For photography lovers visiting Paris in mid-November, there is much else – too much else! – to occupy hungry eyes. Step outside the Grand Palais at fair time and you’ll immediately be confronted with Irving Penn at 100, The Met’s juggernaut retrospective showing next door at the Galeries Nationales, alongside Gauguin the alchemist.
Not Miss New Brighton, 1978 © Tom Wood courtesy Sit Down Galerie
The Paris Photo bandwagon has now grown so large that, sensibly, the biannual Mois de la Photo has shifted to spring (and under the artistic direction of François Hébel, widening its scope to the Greater Paris region). Yet there is still room for another photography fair – press.parisphoto, which took up residence two years ago at the Carousel du Louvre, the former home of Paris Photo – and much else besides.
A precursor to Unseen Amsterdam, set up by the granddaughter of French photographer Roger Schall, Fotofever focuses on emerging artists, and has a year-round programme aimed at collectors. Forty-nine galleries were signed up as we went to press, including 18 from France and nine from Japan.
Offprint, at the Beaux-Arts de Paris, 30 minutes walk along the Seine from the Grand Palais, is Mecca for hipster bibliophiles, gathering 120 independent art publishers, with the backing of Maya Hoffman’s Luma Foundation. Along the route, don’t miss Polycopies, another independent book fair (with more focus on socialising and pure photography than Offprint’s mix of trendy graphic design and sometimes poe-faced contemporary art), providing space for 35 publishers across two decks aboard the Concorde-Atlantique.
And in the same neighbourhood, mini festival Photo Saint Germain returns (03-19 November) for its sixth year with more than 40 galleries from the ‘Rive Gauche’, including the Musée National Eugène Delacroix, showing Mohamed Bourouissa, and Atelier Néerlandais, with exhibitions by the Noor collective, alongside Europeans, which puts together Henri Cartier Bresson with Nico Bick and Otto Snoek.
“We are very enthusiastic [about these independently produced satellite events], because it proves the importance of the medium, which is growing,” says Bourgeois. “We think it’s very positive.
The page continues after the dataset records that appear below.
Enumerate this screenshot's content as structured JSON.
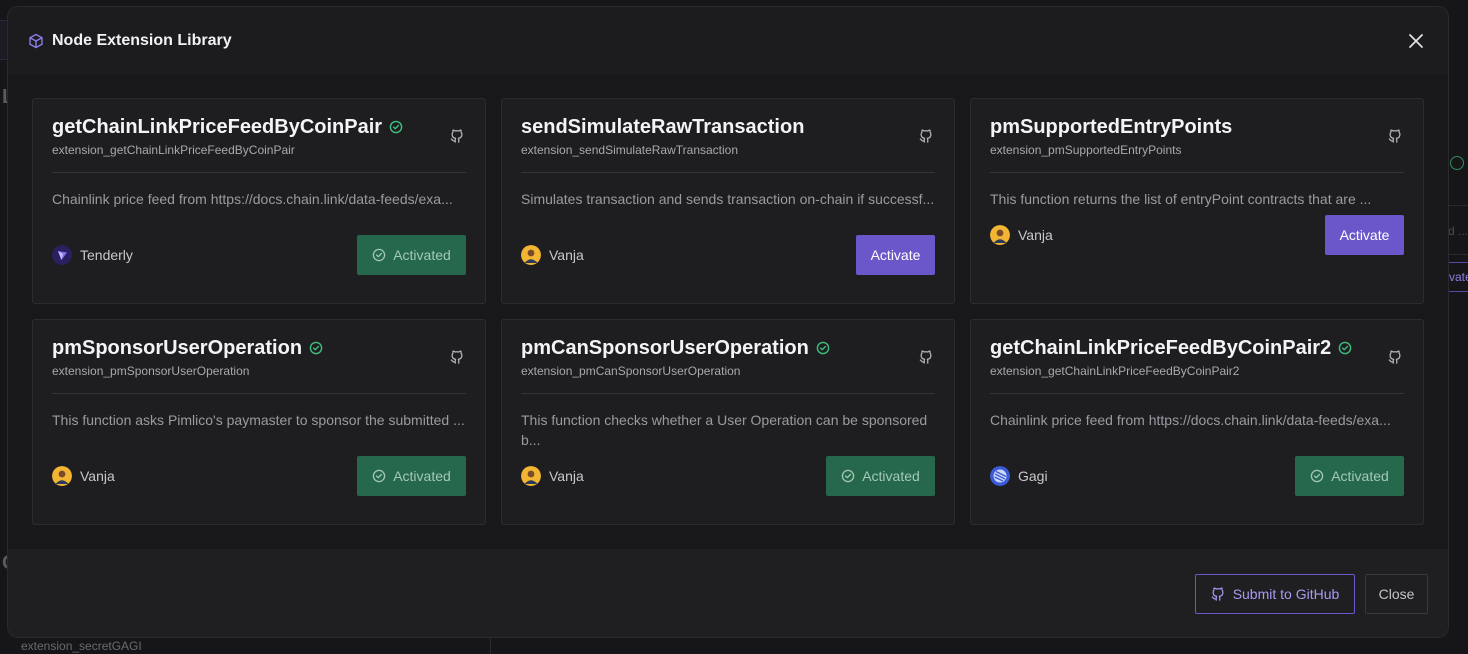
{
  "modal": {
    "title": "Node Extension Library",
    "icon": "cube-icon",
    "close_icon": "close-icon"
  },
  "extensions": [
    {
      "name": "getChainLinkPriceFeedByCoinPair",
      "slug": "extension_getChainLinkPriceFeedByCoinPair",
      "verified": true,
      "description": "Chainlink price feed from https://docs.chain.link/data-feeds/exa...",
      "author": "Tenderly",
      "avatar": "tenderly",
      "status": "Activated"
    },
    {
      "name": "sendSimulateRawTransaction",
      "slug": "extension_sendSimulateRawTransaction",
      "verified": false,
      "description": "Simulates transaction and sends transaction on-chain if successf...",
      "author": "Vanja",
      "avatar": "vanja",
      "status": "Activate"
    },
    {
      "name": "pmSupportedEntryPoints",
      "slug": "extension_pmSupportedEntryPoints",
      "verified": false,
      "description": "This function returns the list of entryPoint contracts that are ...",
      "author": "Vanja",
      "avatar": "vanja",
      "status": "Activate"
    },
    {
      "name": "pmSponsorUserOperation",
      "slug": "extension_pmSponsorUserOperation",
      "verified": true,
      "description": "This function asks Pimlico's paymaster to sponsor the submitted ...",
      "author": "Vanja",
      "avatar": "vanja",
      "status": "Activated"
    },
    {
      "name": "pmCanSponsorUserOperation",
      "slug": "extension_pmCanSponsorUserOperation",
      "verified": true,
      "description": "This function checks whether a User Operation can be sponsored b...",
      "author": "Vanja",
      "avatar": "vanja",
      "status": "Activated"
    },
    {
      "name": "getChainLinkPriceFeedByCoinPair2",
      "slug": "extension_getChainLinkPriceFeedByCoinPair2",
      "verified": true,
      "description": "Chainlink price feed from https://docs.chain.link/data-feeds/exa...",
      "author": "Gagi",
      "avatar": "gagi",
      "status": "Activated"
    }
  ],
  "footer": {
    "submit_label": "Submit to GitHub",
    "close_label": "Close"
  },
  "background": {
    "left_letter_1": "L",
    "left_letter_2": "C",
    "footer_text": "extension_secretGAGI",
    "right_field_text": "d ...",
    "right_button_text": "vate"
  },
  "colors": {
    "accent": "#6b57c9",
    "activated": "#25684b",
    "verified": "#3fbf7f"
  }
}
And on our trend, we are always thinking of expanding our programme, and maybe one day adding other locations.”
Amanita Fulva, 2017 © Viviane Sassen, courtesy of Stevenson, Cape Town and Johannesburg PARIS PHOTO
L.A. is continuously referred to, with regret that it only ran for three editions. “We nearly made the fourth. It was done… We would love to come back…. Probably we arrived too early.”
But there is another challenge ahead, when the Grand Palais closes for refurbishment after Paris Photo 2020. “We’ve all been working on this for a year already,” says Bourgeois, referring to the venue and the other faits affected, such as FIAC and Art Paris. Apparently, the mayor of Paris is committed to finding somewhere very central, and extremely attractive.
“It’s not just going to be a little tent,” says a spokesperson who sits with us for the interview. “It’s going to be somewhere quite spectacular.” There are a couple of options already, says Bourgeois, who is determined that it will provide an opportunity to do something different. “It’s a long process that’s taken very seriously. We’ll keep you posted!”